简体   繁体   中英

What is the difference between a void* and *(void**)?

I was programming an aligned_malloc implementation in C++ and mainly use the following code, which can be found in various places on the Interwebs, including SO:

void * aligned_malloc(size_t size, int align) {
    if (align < 0) {
        return NULL;
    }

    void *ptr;
    void *p = malloc(size + align - 1 + sizeof(void*));

    if (p != NULL) {
        ptr = (void*) (((ptrdiff_t)p + sizeof(void*) + align -1) & ~(align-1));
        *((void**)((ptrdiff_t)ptr - sizeof(void*))) = p;
        return ptr;
    }
    return NULL;
}

void aligned_free(void *p) {
    void *ptr = *((void**)((ptrdiff_t)p - sizeof(void*)));
    free(ptr);
    return;
}

I get the *(void**) in the aligned_malloc . My misunderstanding is with the cast in the aligned_free . Since we just want the value and don't have to assign to it why not use

void *ptr = ((void*)((ptrdiff_t)p - sizeof(void*)));

instead of

void *ptr = *((void**)((ptrdiff_t)p - sizeof(void*)));

I thought it was the same but when I tried the first one with an alignment of 64 it gave me an error, but when I tried the second cast the program worked correctly.

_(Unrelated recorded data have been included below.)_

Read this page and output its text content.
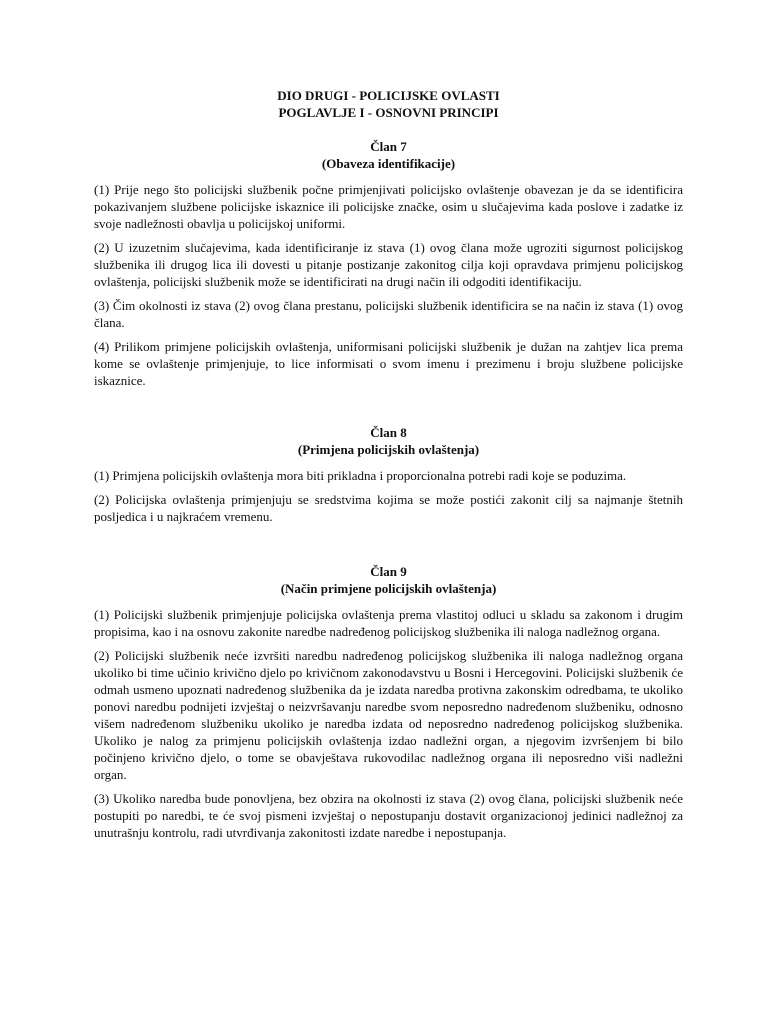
DIO DRUGI - POLICIJSKE OVLASTI

POGLAVLJE I - OSNOVNI PRINCIPI

Član 7

(Obaveza identifikacije)

(1) Prije nego što policijski službenik počne primjenjivati policijsko ovlaštenje obavezan je da se identificira pokazivanjem službene policijske iskaznice ili policijske značke, osim u slučajevima kada poslove i zadatke iz svoje nadležnosti obavlja u policijskoj uniformi.

(2) U izuzetnim slučajevima, kada identificiranje iz stava (1) ovog člana može ugroziti sigurnost policijskog službenika ili drugog lica ili dovesti u pitanje postizanje zakonitog cilja koji opravdava primjenu policijskog ovlaštenja, policijski službenik može se identificirati na drugi način ili odgoditi identifikaciju.

(3) Čim okolnosti iz stava (2) ovog člana prestanu, policijski službenik identificira se na način iz stava (1) ovog člana.

(4) Prilikom primjene policijskih ovlaštenja, uniformisani policijski službenik je dužan na zahtjev lica prema kome se ovlaštenje primjenjuje, to lice informisati o svom imenu i prezimenu i broju službene policijske iskaznice.

Član 8

(Primjena policijskih ovlaštenja)

(1) Primjena policijskih ovlaštenja mora biti prikladna i proporcionalna potrebi radi koje se poduzima.

(2) Policijska ovlaštenja primjenjuju se sredstvima kojima se može postići zakonit cilj sa najmanje štetnih posljedica i u najkraćem vremenu.

Član 9

(Način primjene policijskih ovlaštenja)

(1) Policijski službenik primjenjuje policijska ovlaštenja prema vlastitoj odluci u skladu sa zakonom i drugim propisima, kao i na osnovu zakonite naredbe nadređenog policijskog službenika ili naloga nadležnog organa.

(2) Policijski službenik neće izvršiti naredbu nadređenog policijskog službenika ili naloga nadležnog organa ukoliko bi time učinio krivično djelo po krivičnom zakonodavstvu u Bosni i Hercegovini. Policijski službenik će odmah usmeno upoznati nadređenog službenika da je izdata naredba protivna zakonskim odredbama, te ukoliko ponovi naredbu podnijeti izvještaj o neizvršavanju naredbe svom neposredno nadređenom službeniku, odnosno višem nadređenom službeniku ukoliko je naredba izdata od neposredno nadređenog policijskog službenika. Ukoliko je nalog za primjenu policijskih ovlaštenja izdao nadležni organ, a njegovim izvršenjem bi bilo počinjeno krivično djelo, o tome se obavještava rukovodilac nadležnog organa ili neposredno viši nadležni organ.

(3) Ukoliko naredba bude ponovljena, bez obzira na okolnosti iz stava (2) ovog člana, policijski službenik neće postupiti po naredbi, te će svoj pismeni izvještaj o nepostupanju dostavit organizacionoj jedinici nadležnoj za unutrašnju kontrolu, radi utvrđivanja zakonitosti izdate naredbe i nepostupanja.
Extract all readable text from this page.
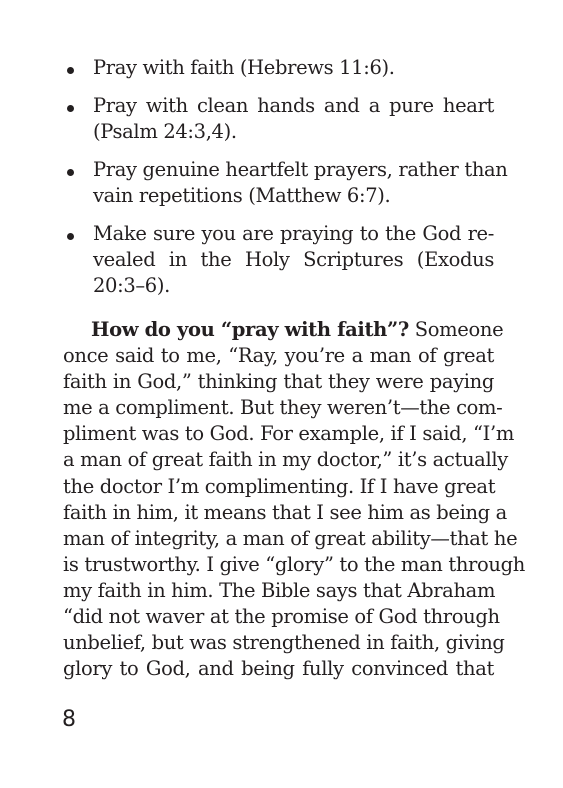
Pray with faith (Hebrews 11:6).
Pray with clean hands and a pure heart
(Psalm 24:3,4).
Pray genuine heartfelt prayers, rather than
vain repetitions (Matthew 6:7).
Make sure you are praying to the God re-
vealed in the Holy Scriptures (Exodus
20:3–6).
How do you “pray with faith”? Someone
once said to me, “Ray, you’re a man of great
faith in God,” thinking that they were paying
me a compliment. But they weren’t—the com-
pliment was to God. For example, if I said, “I’m
a man of great faith in my doctor,” it’s actually
the doctor I’m complimenting. If I have great
faith in him, it means that I see him as being a
man of integrity, a man of great ability—that he
is trustworthy. I give “glory” to the man through
my faith in him. The Bible says that Abraham
“did not waver at the promise of God through
unbelief, but was strengthened in faith, giving
glory to God, and being fully convinced that
8
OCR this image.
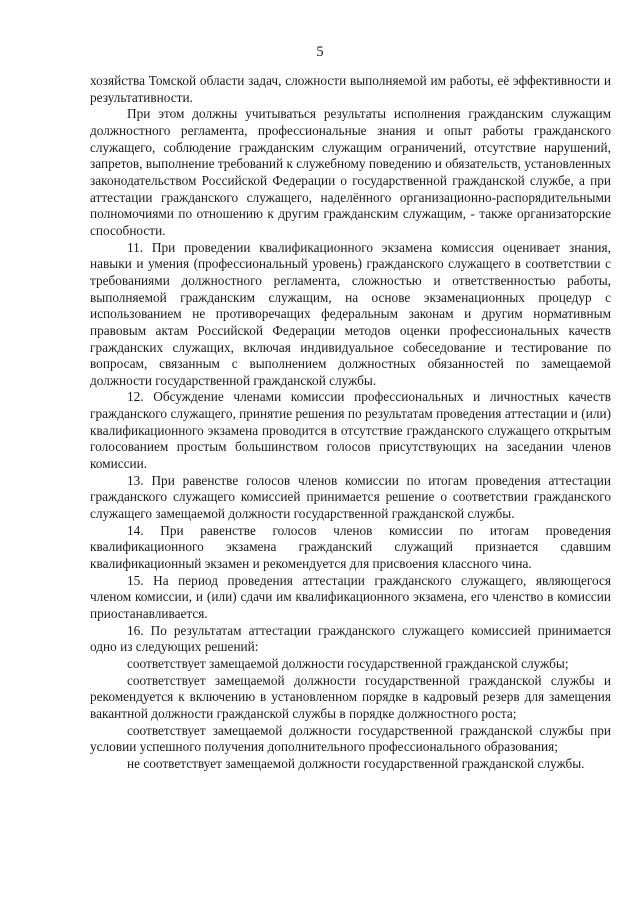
5

хозяйства Томской области задач, сложности выполняемой им работы, её эффективности и результативности.

При этом должны учитываться результаты исполнения гражданским служащим должностного регламента, профессиональные знания и опыт работы гражданского служащего, соблюдение гражданским служащим ограничений, отсутствие нарушений, запретов, выполнение требований к служебному поведению и обязательств, установленных законодательством Российской Федерации о государственной гражданской службе, а при аттестации гражданского служащего, наделённого организационно-распорядительными полномочиями по отношению к другим гражданским служащим, - также организаторские способности.

11. При проведении квалификационного экзамена комиссия оценивает знания, навыки и умения (профессиональный уровень) гражданского служащего в соответствии с требованиями должностного регламента, сложностью и ответственностью работы, выполняемой гражданским служащим, на основе экзаменационных процедур с использованием не противоречащих федеральным законам и другим нормативным правовым актам Российской Федерации методов оценки профессиональных качеств гражданских служащих, включая индивидуальное собеседование и тестирование по вопросам, связанным с выполнением должностных обязанностей по замещаемой должности государственной гражданской службы.

12. Обсуждение членами комиссии профессиональных и личностных качеств гражданского служащего, принятие решения по результатам проведения аттестации и (или) квалификационного экзамена проводится в отсутствие гражданского служащего открытым голосованием простым большинством голосов присутствующих на заседании членов комиссии.

13. При равенстве голосов членов комиссии по итогам проведения аттестации гражданского служащего комиссией принимается решение о соответствии гражданского служащего замещаемой должности государственной гражданской службы.

14. При равенстве голосов членов комиссии по итогам проведения квалификационного экзамена гражданский служащий признается сдавшим квалификационный экзамен и рекомендуется для присвоения классного чина.

15. На период проведения аттестации гражданского служащего, являющегося членом комиссии, и (или) сдачи им квалификационного экзамена, его членство в комиссии приостанавливается.

16. По результатам аттестации гражданского служащего комиссией принимается одно из следующих решений:

соответствует замещаемой должности государственной гражданской службы;

соответствует замещаемой должности государственной гражданской службы и рекомендуется к включению в установленном порядке в кадровый резерв для замещения вакантной должности гражданской службы в порядке должностного роста;

соответствует замещаемой должности государственной гражданской службы при условии успешного получения дополнительного профессионального образования;

не соответствует замещаемой должности государственной гражданской службы.
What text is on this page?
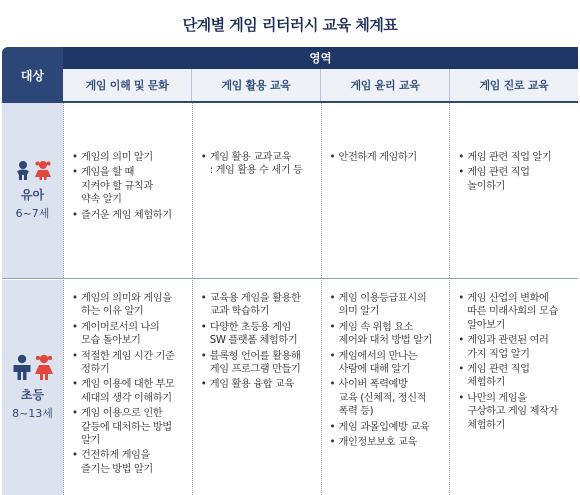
단계별 게임 리터러시 교육 체계표
대상
영역
게임 이해 및 문화	게임 활용 교육	게임 윤리 교육	게임 진로 교육
유아
6~7세
• 게임의 의미 알기
• 게임을 할 때
지켜야 할 규칙과
약속 알기
• 즐거운 게임 체험하기
• 게임 활용 교과교육
: 게임 활용 수 세기 등
• 안전하게 게임하기
•	게임 관련 직업 알기
• 게임 관련 직업
놀이하기
초등
8~13세
• 게임의 의미와 게임을
하는 이유 알기
• 게이머로서의 나의
모습 돌아보기
• 적절한 게임 시간 기준
정하기
• 게임 이용에 대한 부모
세대의 생각 이해하기
• 게임 이용으로 인한
갈등에 대처하는 방법
알기
• 건전하게 게임을
즐기는 방법 알기
• 교육용 게임을 활용한
교과 학습하기
• 다양한 초등용 게임
SW 플랫폼 체험하기
• 블록형 언어를 활용해
게임 프로그램 만들기
• 게임 활용 융합 교육
• 게임 이용등급표시의
의미 알기
• 게임 속 위험 요소
제어와 대처 방법 알기
• 게임에서의 만나는
사람에 대해 알기
• 사이버 폭력예방
교육 (신체적, 정신적
폭력 등)
• 게임 과몰입예방 교육
• 개인정보보호 교육
• 게임 산업의 변화에
따른 미래사회의 모습
알아보기
• 게임과 관련된 여러
가지 직업 알기
• 게임 관련 직업
체험하기
• 나만의 게임을
구상하고 게임 제작자
체험하기
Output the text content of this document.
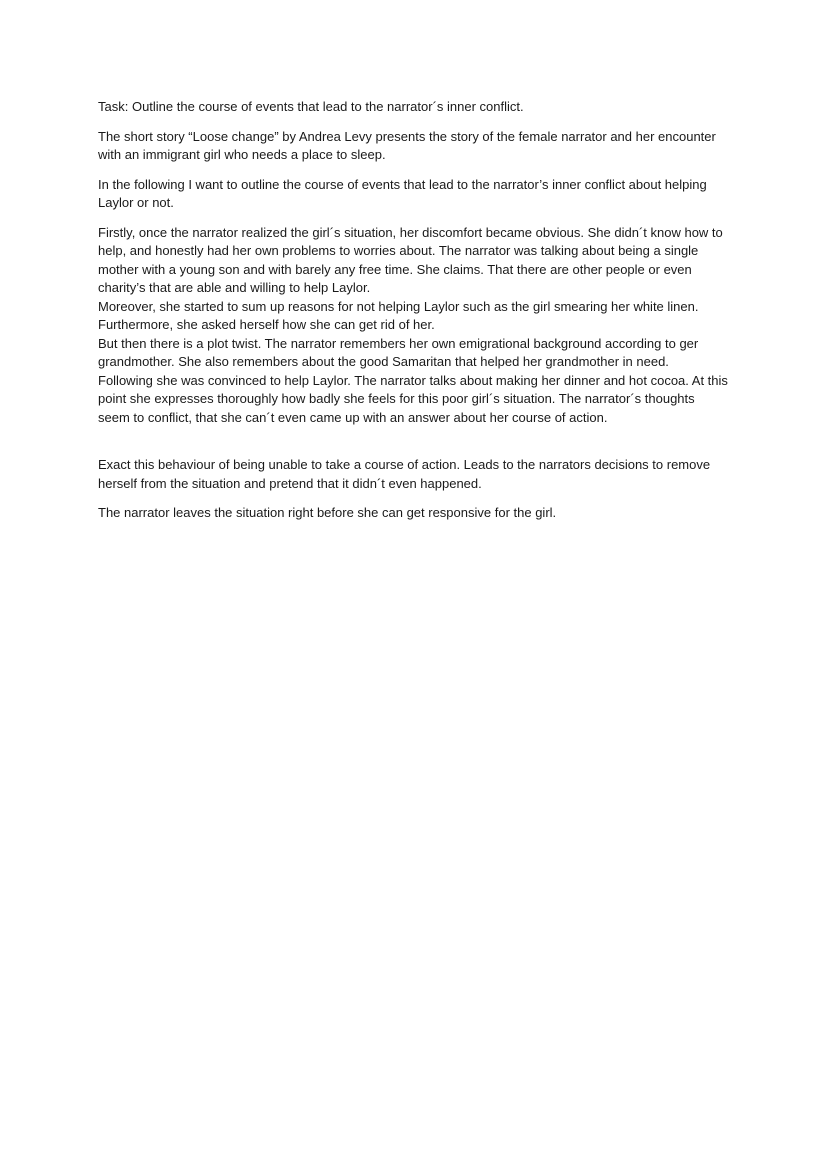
Task: Outline the course of events that lead to the narrator´s inner conflict.

The short story “Loose change” by Andrea Levy presents the story of the female narrator and her encounter with an immigrant girl who needs a place to sleep.

In the following I want to outline the course of events that lead to the narrator’s inner conflict about helping Laylor or not.

Firstly, once the narrator realized the girl´s situation, her discomfort became obvious. She didn´t know how to help, and honestly had her own problems to worries about. The narrator was talking about being a single mother with a young son and with barely any free time. She claims. That there are other people or even charity’s that are able and willing to help Laylor.

Moreover, she started to sum up reasons for not helping Laylor such as the girl smearing her white linen. Furthermore, she asked herself how she can get rid of her.

But then there is a plot twist. The narrator remembers her own emigrational background according to ger grandmother. She also remembers about the good Samaritan that helped her grandmother in need.

Following she was convinced to help Laylor. The narrator talks about making her dinner and hot cocoa. At this point she expresses thoroughly how badly she feels for this poor girl´s situation. The narrator´s thoughts seem to conflict, that she can´t even came up with an answer about her course of action.

Exact this behaviour of being unable to take a course of action. Leads to the narrators decisions to remove herself from the situation and pretend that it didn´t even happened.

The narrator leaves the situation right before she can get responsive for the girl.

So what is the difference between the two? I left out the proper C++ casts for the sake of readability.

Let us simplify the code:

int x = 7;
void * p = &x;
void * q = &p;

And now let us draw a diagram:

  +---+
x | 7 |
  +---+
    ^ 
    |
  +-|-+
p | * |
  +---+
    ^ 
    |
  +-|-+
q | * |
  +---+

Do you see how p and q are not equal? If you have q , and you want to get to p , you have to dereference q . But since a void* cannot be dereferenced, you have to promise the type system that it will find another pointer after the dereference, hence the cast to void** before the dereference.

assert(q != p);
assert(*(void**)q == p);

Should be clearer if you replace

void *ptr = *((void**)((ptrdiff_t)p - sizeof(void*)));

with the equivalent

void *ptr = ((void**)((ptrdiff_t)p - sizeof(void*))) [0];

The * is not part of any cast, it is dereferencing a pointer. It's reading data from memory.

On the other hand, you should get a really good book about C++ and look at the functions that are built into the C++ library. That's much more likely to work without problems. Using malloc_aligned means you have two classes of pointers, those allocated by malloc and those allocated by malloc_aligned, and both are incompatible.